- Venue: Beijing National Aquatics Center
- Dates: 13 September
- Competitors: 14 from 11 nations
- Winning time: 57.05

Medalists
- 1st place, gold medalist(s):  / Patricia Valle / Mexico
- 2nd place, silver medalist(s):  / Yip Pin Xiu / Singapore
- 3rd place, bronze medalist(s):  / Fran Williamson / Great Britain

= Swimming at the 2008 Summer Paralympics – Women's 50 metre freestyle S3 =

The women's 50m freestyle S3 event at the 2008 Summer Paralympics took place at the Beijing National Aquatics Center on 13 September.
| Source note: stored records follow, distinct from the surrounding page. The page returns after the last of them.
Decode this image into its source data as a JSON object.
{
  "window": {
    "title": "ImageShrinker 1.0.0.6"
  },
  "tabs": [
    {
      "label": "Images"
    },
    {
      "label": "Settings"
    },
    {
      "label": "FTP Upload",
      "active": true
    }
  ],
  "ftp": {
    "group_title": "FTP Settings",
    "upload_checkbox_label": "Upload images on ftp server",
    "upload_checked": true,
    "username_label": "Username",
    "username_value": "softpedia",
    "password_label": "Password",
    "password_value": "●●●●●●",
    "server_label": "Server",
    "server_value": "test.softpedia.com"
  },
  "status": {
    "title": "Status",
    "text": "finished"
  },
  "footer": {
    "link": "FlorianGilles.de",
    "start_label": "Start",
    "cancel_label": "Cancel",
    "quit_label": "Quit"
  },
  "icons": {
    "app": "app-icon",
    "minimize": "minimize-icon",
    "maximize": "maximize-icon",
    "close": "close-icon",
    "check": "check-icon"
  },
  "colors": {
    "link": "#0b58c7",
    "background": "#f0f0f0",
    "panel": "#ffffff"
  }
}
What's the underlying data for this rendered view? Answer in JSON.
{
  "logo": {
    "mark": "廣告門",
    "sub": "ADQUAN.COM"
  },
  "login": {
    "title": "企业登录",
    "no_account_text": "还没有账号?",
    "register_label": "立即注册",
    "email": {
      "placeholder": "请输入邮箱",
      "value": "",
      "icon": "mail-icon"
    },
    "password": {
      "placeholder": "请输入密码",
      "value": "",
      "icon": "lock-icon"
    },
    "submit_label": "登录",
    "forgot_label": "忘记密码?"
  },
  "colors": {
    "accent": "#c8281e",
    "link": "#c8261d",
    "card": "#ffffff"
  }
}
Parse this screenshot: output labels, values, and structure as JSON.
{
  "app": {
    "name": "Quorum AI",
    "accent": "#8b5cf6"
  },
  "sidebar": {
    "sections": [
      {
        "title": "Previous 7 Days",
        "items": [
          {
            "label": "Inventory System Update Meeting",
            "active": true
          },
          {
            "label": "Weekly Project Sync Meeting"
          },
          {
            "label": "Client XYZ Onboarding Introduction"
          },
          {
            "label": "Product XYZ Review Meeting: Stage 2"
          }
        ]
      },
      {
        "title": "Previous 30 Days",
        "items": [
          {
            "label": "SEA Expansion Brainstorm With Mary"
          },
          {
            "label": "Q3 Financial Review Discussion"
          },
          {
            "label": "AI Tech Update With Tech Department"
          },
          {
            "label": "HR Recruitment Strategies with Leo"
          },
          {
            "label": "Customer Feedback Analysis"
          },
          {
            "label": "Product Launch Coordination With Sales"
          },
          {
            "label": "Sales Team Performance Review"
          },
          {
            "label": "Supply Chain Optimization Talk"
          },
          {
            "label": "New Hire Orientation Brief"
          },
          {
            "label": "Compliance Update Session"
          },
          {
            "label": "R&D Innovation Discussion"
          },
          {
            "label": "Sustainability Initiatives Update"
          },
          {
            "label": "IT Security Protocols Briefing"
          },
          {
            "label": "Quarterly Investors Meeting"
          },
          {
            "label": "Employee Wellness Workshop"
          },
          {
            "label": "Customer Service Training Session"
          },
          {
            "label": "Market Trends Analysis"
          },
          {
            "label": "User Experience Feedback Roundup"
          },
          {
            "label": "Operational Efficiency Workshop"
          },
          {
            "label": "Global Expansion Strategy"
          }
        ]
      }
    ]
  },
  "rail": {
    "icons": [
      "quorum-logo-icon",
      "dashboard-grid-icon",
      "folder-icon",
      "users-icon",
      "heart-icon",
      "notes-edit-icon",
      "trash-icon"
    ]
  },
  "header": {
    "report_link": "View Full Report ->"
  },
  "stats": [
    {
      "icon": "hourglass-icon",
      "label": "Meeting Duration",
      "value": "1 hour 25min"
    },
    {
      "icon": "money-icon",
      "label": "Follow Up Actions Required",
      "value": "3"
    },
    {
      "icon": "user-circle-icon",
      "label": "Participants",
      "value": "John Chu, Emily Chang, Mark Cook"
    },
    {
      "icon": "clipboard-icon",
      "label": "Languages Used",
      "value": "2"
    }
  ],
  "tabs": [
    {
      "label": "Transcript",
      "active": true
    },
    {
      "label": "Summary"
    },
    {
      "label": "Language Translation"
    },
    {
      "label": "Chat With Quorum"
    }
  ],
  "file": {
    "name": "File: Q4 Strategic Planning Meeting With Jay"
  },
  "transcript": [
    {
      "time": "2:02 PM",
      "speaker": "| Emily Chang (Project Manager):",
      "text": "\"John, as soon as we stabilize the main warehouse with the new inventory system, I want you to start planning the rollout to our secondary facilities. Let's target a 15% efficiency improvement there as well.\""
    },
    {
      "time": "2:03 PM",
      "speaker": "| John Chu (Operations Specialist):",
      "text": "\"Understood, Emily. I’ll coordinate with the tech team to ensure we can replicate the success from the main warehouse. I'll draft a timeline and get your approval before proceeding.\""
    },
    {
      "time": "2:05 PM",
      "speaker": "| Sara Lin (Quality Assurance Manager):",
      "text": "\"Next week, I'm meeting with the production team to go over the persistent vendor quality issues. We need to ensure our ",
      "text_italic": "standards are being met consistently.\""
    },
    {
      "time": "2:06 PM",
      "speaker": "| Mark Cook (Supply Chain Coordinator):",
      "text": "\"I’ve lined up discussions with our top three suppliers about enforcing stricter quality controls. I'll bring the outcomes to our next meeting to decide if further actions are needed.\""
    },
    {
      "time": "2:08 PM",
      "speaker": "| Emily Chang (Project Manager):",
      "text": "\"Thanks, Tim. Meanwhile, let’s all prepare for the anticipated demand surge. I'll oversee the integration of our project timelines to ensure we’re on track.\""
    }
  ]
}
There were two heats; the swimmers with the eight fastest times advanced to the final.

==Results==

===Heats===
Competed from 10:26.

====Heat 1====

| Rank | Name | Nationality | Time | Notes |
|---|---|---|---|---|
| 1 | Xia Jiangbo | China | 1:05.83 | Q |
| 2 | Annke Conradi | Germany | 1:07.76 | Q |
| 3 | Esther Overton | Australia | 1:11.99 | Q |
| 4 | Sarah Shannon | South Africa | 1:15.59 | Q |
| 5 | Sara Carracelas | Spain | 1:17.28 |  |
| 6 | Danielle Watts | Great Britain | 1:28.74 | PR |
| 7 | Maria Liaskou | Greece | 1:29.31 |  |

====Heat 2====

| Rank | Name | Nationality | Time | Notes |
|---|---|---|---|---|
| 1 | Yip Pin Xiu | Singapore | 57.04 | Q, WR |
| 2 | Patricia Valle | Mexico | 59.84 | Q |
| 3 | Fran Williamson | Great Britain | 1:05.39 | Q |
| 4 | Beth Kolbe | United States | 1:11.69 | Q |
| 5 | Perpetua Vaza | Portugal | 1:16.18 |  |
| 6 | Fabiola Ramirez | Mexico | 1:17.92 |  |
| 7 | Maria Kalpakidou | Greece | 1:25.39 |  |

===Final===
Competed at 19:26.

| Rank | Name | Nationality | Time | Notes |
|---|---|---|---|---|
| 1st place, gold medalist(s) | Patricia Valle | Mexico | 57.05 |  |
| 2nd place, silver medalist(s) | Yip Pin Xiu | Singapore | 57.43 |  |
| 3rd place, bronze medalist(s) | Fran Williamson | Great Britain | 1:04.22 |  |
| 4 | Xia Jiangbo | China | 1:08.32 |  |
| 5 | Beth Kolbe | United States | 1:10.55 |  |
| 6 | Esther Overton | Australia | 1:12.26 |  |
| 7 | Sarah Shannon | South Africa | 1:13.39 |  |
| 8 | Annke Conradi | Germany | 1:17.94 |  |

Q = qualified for final. WR = World Record. PR = Paralympic Record.